Maxwell has done a pretty good (if somewhat PC) job with the other two.
Oops, I don’t think this is the 3rd installment of CW historic films is it? Gettysburg, Gods and Generals........
Dont give up on HollywoodThat is what killed it for me. If Hollywood is involved, so will be revisionism.
That’s the way it is being marketed...
Christian faith of men in the South? Remember, God determines the outcome of wars, so there must have been something wrong with that faith, with all due respect to those men.
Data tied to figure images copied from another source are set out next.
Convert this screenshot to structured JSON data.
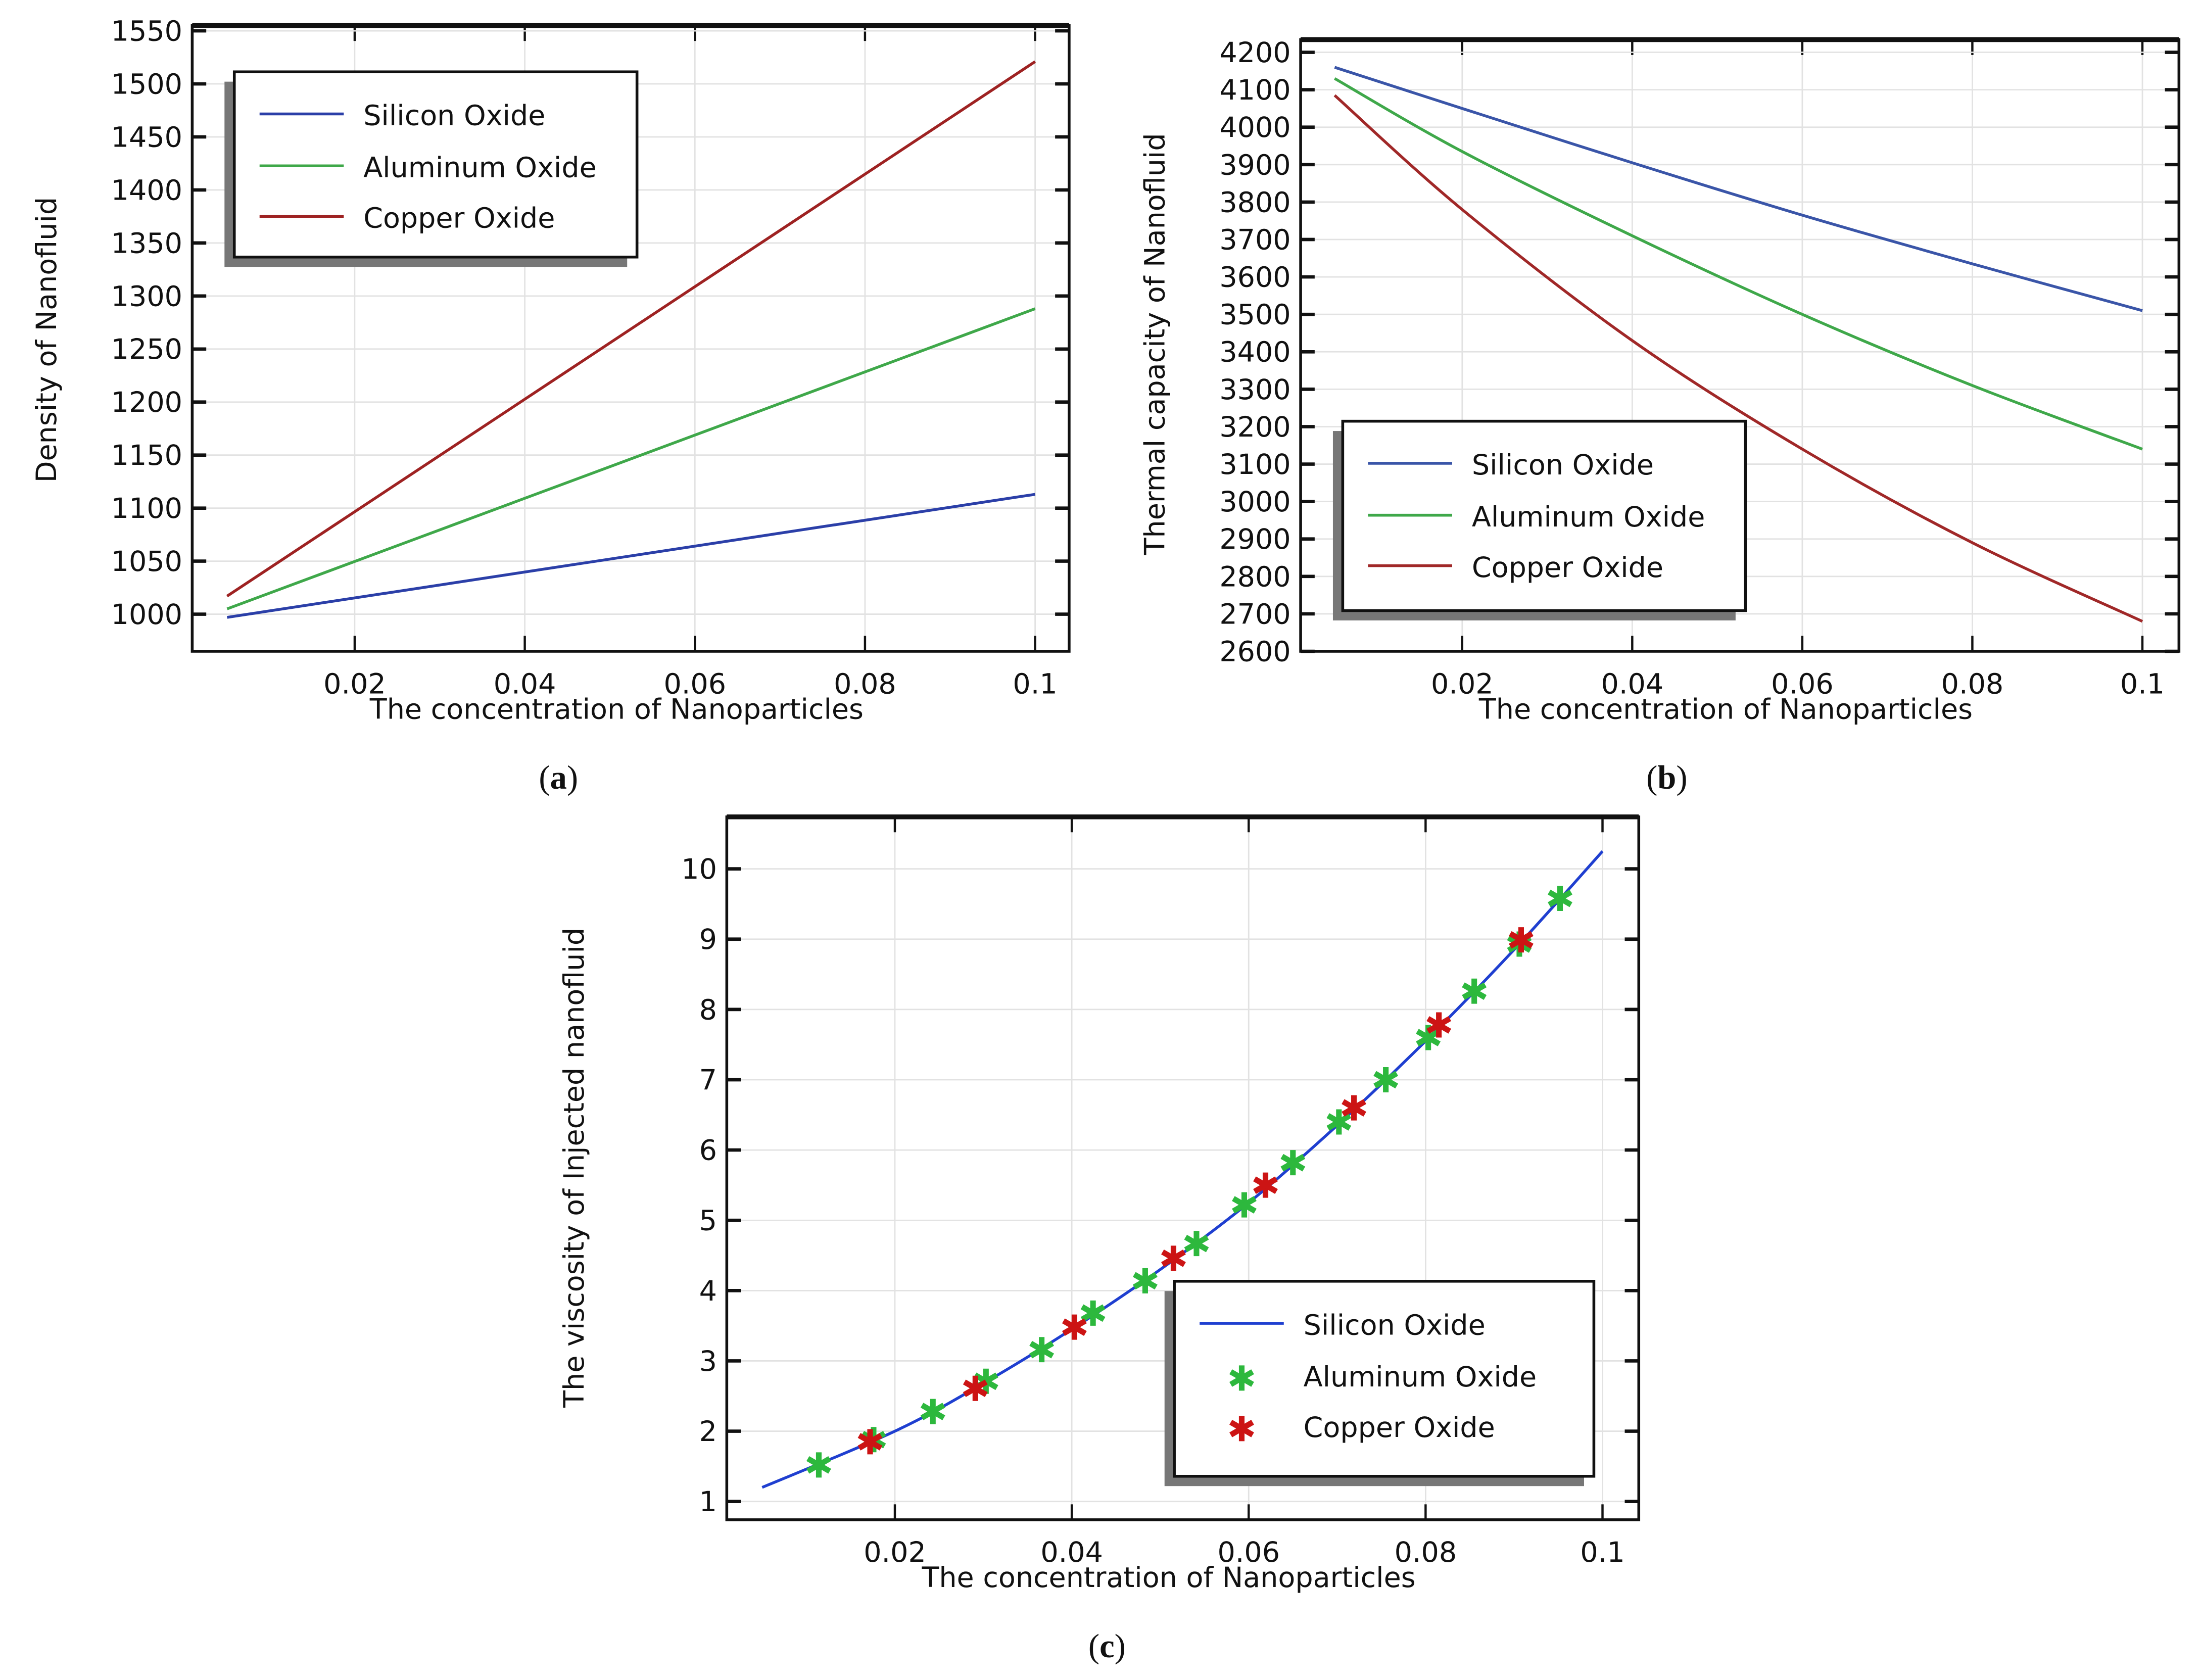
{
  "chart_data": [
    {
      "panel": "a",
      "caption": {
        "open": "(",
        "letter": "a",
        "close": ")"
      },
      "type": "line",
      "xlabel": "The concentration of Nanoparticles",
      "ylabel": "Density of Nanofluid",
      "xlim": [
        0.0009,
        0.104
      ],
      "ylim": [
        965,
        1555
      ],
      "xticks": [
        0.02,
        0.04,
        0.06,
        0.08,
        0.1
      ],
      "xtick_labels": [
        "0.02",
        "0.04",
        "0.06",
        "0.08",
        "0.1"
      ],
      "yticks": [
        1000,
        1050,
        1100,
        1150,
        1200,
        1250,
        1300,
        1350,
        1400,
        1450,
        1500,
        1550
      ],
      "ytick_labels": [
        "1000",
        "1050",
        "1100",
        "1150",
        "1200",
        "1250",
        "1300",
        "1350",
        "1400",
        "1450",
        "1500",
        "1550"
      ],
      "grid": true,
      "legend_position": "top-left",
      "x": [
        0.005,
        0.1
      ],
      "series": [
        {
          "name": "Silicon Oxide",
          "color": "#2b3fa8",
          "style": "line",
          "values": [
            997,
            1113
          ]
        },
        {
          "name": "Aluminum Oxide",
          "color": "#3fa84a",
          "style": "line",
          "values": [
            1005,
            1288
          ]
        },
        {
          "name": "Copper Oxide",
          "color": "#9e2222",
          "style": "line",
          "values": [
            1017,
            1521
          ]
        }
      ]
    },
    {
      "panel": "b",
      "caption": {
        "open": "(",
        "letter": "b",
        "close": ")"
      },
      "type": "line",
      "xlabel": "The concentration of Nanoparticles",
      "ylabel": "Thermal capacity of Nanofluid",
      "xlim": [
        0.001,
        0.1043
      ],
      "ylim": [
        2600,
        4234
      ],
      "xticks": [
        0.02,
        0.04,
        0.06,
        0.08,
        0.1
      ],
      "xtick_labels": [
        "0.02",
        "0.04",
        "0.06",
        "0.08",
        "0.1"
      ],
      "yticks": [
        2600,
        2700,
        2800,
        2900,
        3000,
        3100,
        3200,
        3300,
        3400,
        3500,
        3600,
        3700,
        3800,
        3900,
        4000,
        4100,
        4200
      ],
      "ytick_labels": [
        "2600",
        "2700",
        "2800",
        "2900",
        "3000",
        "3100",
        "3200",
        "3300",
        "3400",
        "3500",
        "3600",
        "3700",
        "3800",
        "3900",
        "4000",
        "4100",
        "4200"
      ],
      "grid": true,
      "legend_position": "bottom-left",
      "x": [
        0.005,
        0.02,
        0.04,
        0.06,
        0.08,
        0.1
      ],
      "series": [
        {
          "name": "Silicon Oxide",
          "color": "#3a55a8",
          "style": "line",
          "values": [
            4160,
            4050,
            3905,
            3765,
            3635,
            3510
          ]
        },
        {
          "name": "Aluminum Oxide",
          "color": "#3fa84a",
          "style": "line",
          "values": [
            4130,
            3935,
            3710,
            3500,
            3310,
            3140
          ]
        },
        {
          "name": "Copper Oxide",
          "color": "#a02828",
          "style": "line",
          "values": [
            4085,
            3780,
            3430,
            3140,
            2890,
            2680
          ]
        }
      ]
    },
    {
      "panel": "c",
      "caption": {
        "open": "(",
        "letter": "c",
        "close": ")"
      },
      "type": "line",
      "xlabel": "The concentration of Nanoparticles",
      "ylabel": "The viscosity of Injected nanofluid",
      "xlim": [
        0.001,
        0.1041
      ],
      "ylim": [
        0.74,
        10.74
      ],
      "xticks": [
        0.02,
        0.04,
        0.06,
        0.08,
        0.1
      ],
      "xtick_labels": [
        "0.02",
        "0.04",
        "0.06",
        "0.08",
        "0.1"
      ],
      "yticks": [
        1,
        2,
        3,
        4,
        5,
        6,
        7,
        8,
        9,
        10
      ],
      "ytick_labels": [
        "1",
        "2",
        "3",
        "4",
        "5",
        "6",
        "7",
        "8",
        "9",
        "10"
      ],
      "grid": true,
      "legend_position": "bottom-right",
      "series": [
        {
          "name": "Silicon Oxide",
          "color": "#1f3fd0",
          "style": "line",
          "x": [
            0.005,
            0.02,
            0.03,
            0.04,
            0.05,
            0.06,
            0.07,
            0.08,
            0.09,
            0.1
          ],
          "values": [
            1.2,
            2.0,
            2.68,
            3.45,
            4.3,
            5.25,
            6.35,
            7.55,
            8.85,
            10.25
          ]
        },
        {
          "name": "Aluminum Oxide",
          "color": "#2db83d",
          "style": "marker",
          "x": [
            0.0114,
            0.0176,
            0.0243,
            0.0303,
            0.0366,
            0.0424,
            0.0483,
            0.0541,
            0.0595,
            0.065,
            0.0702,
            0.0755,
            0.0803,
            0.0855,
            0.0906,
            0.0952
          ],
          "values": [
            1.52,
            1.88,
            2.28,
            2.71,
            3.16,
            3.68,
            4.14,
            4.67,
            5.22,
            5.82,
            6.4,
            7.0,
            7.6,
            8.26,
            8.93,
            9.58
          ]
        },
        {
          "name": "Copper Oxide",
          "color": "#cc1414",
          "style": "marker",
          "x": [
            0.0172,
            0.0291,
            0.0403,
            0.0515,
            0.0619,
            0.0719,
            0.0815,
            0.0908
          ],
          "values": [
            1.85,
            2.61,
            3.48,
            4.46,
            5.5,
            6.6,
            7.78,
            8.99
          ]
        }
      ]
    }
  ]
}
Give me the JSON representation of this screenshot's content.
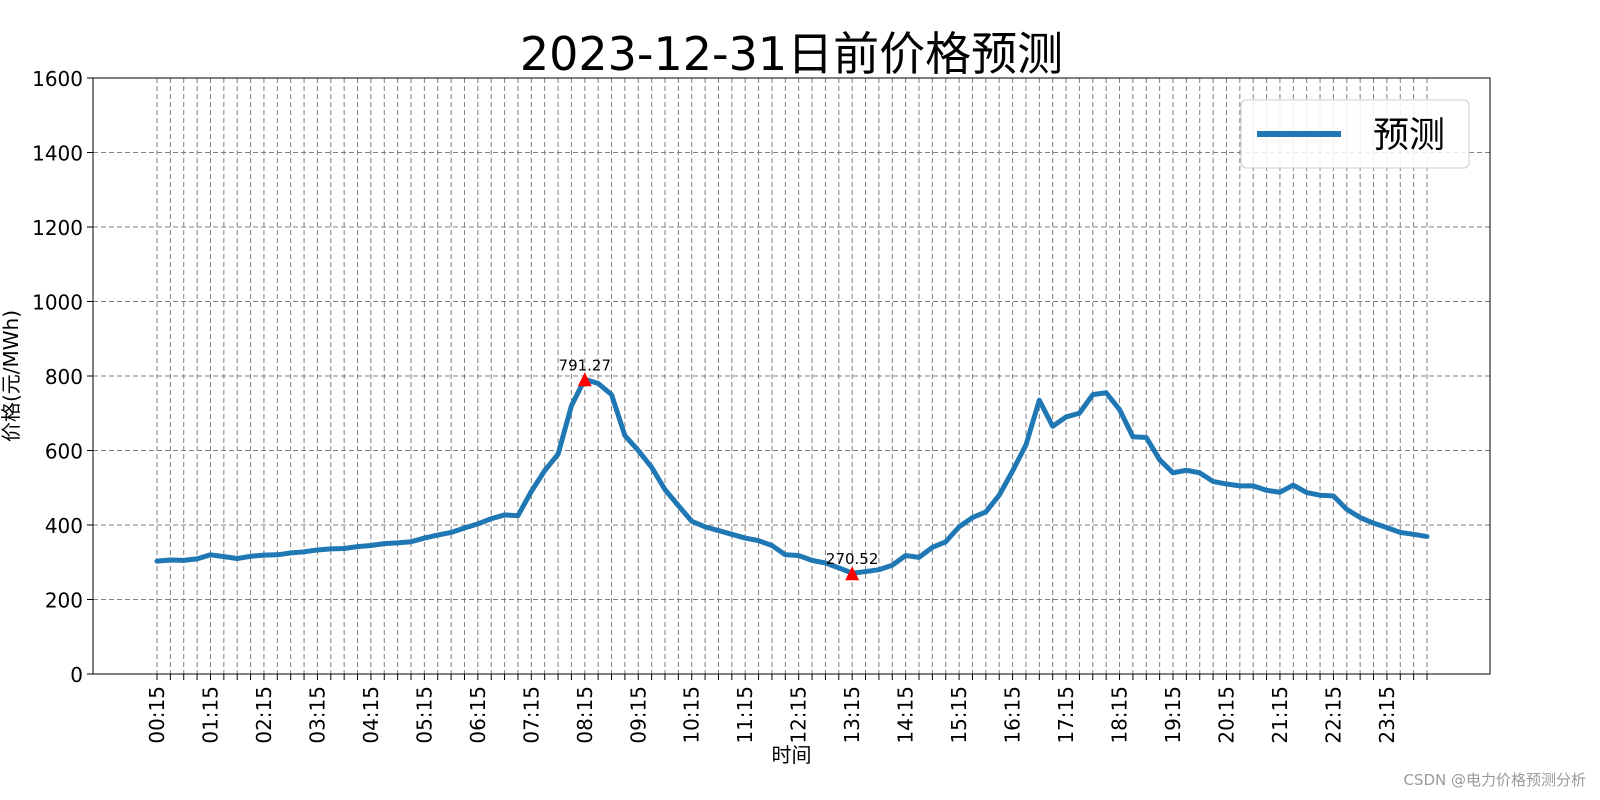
{
  "chart_data": {
    "type": "line",
    "title": "2023-12-31日前价格预测",
    "xlabel": "时间",
    "ylabel": "价格(元/MWh)",
    "ylim": [
      0,
      1600
    ],
    "yticks": [
      0,
      200,
      400,
      600,
      800,
      1000,
      1200,
      1400,
      1600
    ],
    "grid": true,
    "legend_position": "top-right",
    "series": [
      {
        "name": "预测",
        "color": "#1f77b4",
        "values": [
          303,
          306,
          305,
          309,
          320,
          315,
          310,
          316,
          319,
          320,
          325,
          328,
          333,
          336,
          337,
          342,
          345,
          350,
          352,
          355,
          365,
          373,
          380,
          392,
          403,
          417,
          427,
          425,
          490,
          546,
          590,
          720,
          791.27,
          780,
          750,
          640,
          600,
          555,
          495,
          452,
          410,
          395,
          385,
          375,
          365,
          358,
          345,
          320,
          318,
          305,
          298,
          285,
          270.52,
          275,
          280,
          292,
          318,
          313,
          340,
          355,
          395,
          420,
          435,
          480,
          545,
          615,
          735,
          665,
          690,
          700,
          750,
          755,
          710,
          637,
          635,
          575,
          540,
          547,
          540,
          517,
          510,
          505,
          505,
          493,
          488,
          507,
          487,
          480,
          478,
          442,
          420,
          405,
          393,
          380,
          375,
          369
        ]
      }
    ],
    "x_start_label": "00:15",
    "x_tick_labels": [
      "00:15",
      "01:15",
      "02:15",
      "03:15",
      "04:15",
      "05:15",
      "06:15",
      "07:15",
      "08:15",
      "09:15",
      "10:15",
      "11:15",
      "12:15",
      "13:15",
      "14:15",
      "15:15",
      "16:15",
      "17:15",
      "18:15",
      "19:15",
      "20:15",
      "21:15",
      "22:15",
      "23:15"
    ],
    "annotations": [
      {
        "index": 32,
        "value": 791.27,
        "label": "791.27",
        "marker": "triangle",
        "color": "#ff0000"
      },
      {
        "index": 52,
        "value": 270.52,
        "label": "270.52",
        "marker": "triangle",
        "color": "#ff0000"
      }
    ]
  },
  "watermark": "CSDN @电力价格预测分析"
}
They seem to have worshiped their earthly institutions more than God, especially the one about enforced lifetime servitude (versus voluntary), which the Bible does not permit (Jeremiah 34:11).
For all of Lincoln’s alleged foibles and faults, it was he who called for prayer and fasting before God so that the Union would be preserved.
The last book in the Sharra trilogy was "The Last Full Measure". This does not appear to be the basis for this film.
Where was free speech suppressed prior to the war breaking out?
1893.
Harold Frederic (born Harold Henry Frederick; August 19, 1856 October 19, 1898)
The Copperhead. New York 1893
Yes nothing like a said faith over a real faith. Even the mythology surrounding Robert E. Lee's supposed heroism. The man who knew slavery was wicked and evil and still because of human pride took the easy way out and did not want to ruffle feathers and maintain his societal standing within is Virginia family. A real man of principal<.sarcasm off>. Lee and the other leaders of this wicked movement should have been tried and hung. Reconstruction as Lincoln envisioned and Johnson implemented in historical perspective was a abysmal failure. The South and what it stood for quantifiably evil, period. I imagine if we treated the Nazis like we did the South after Civil War. Outrageous you say, well study up on your history of Southern POW camps, the genocide that happened there, may not have been murder on an industrial scale like the Nazis but just as evil.
The good guys won and the bad guys lost, enough with the rebel flags and the revisionist history.
Has anyone heard when that one comes out? Understand it will start from after Gettysburg through Appamattox.
Thanks. I alwasys like to know who the RINOs are here at FR.
Thanks. I tried to look it up and my computer kept rebooting before I could get the answer.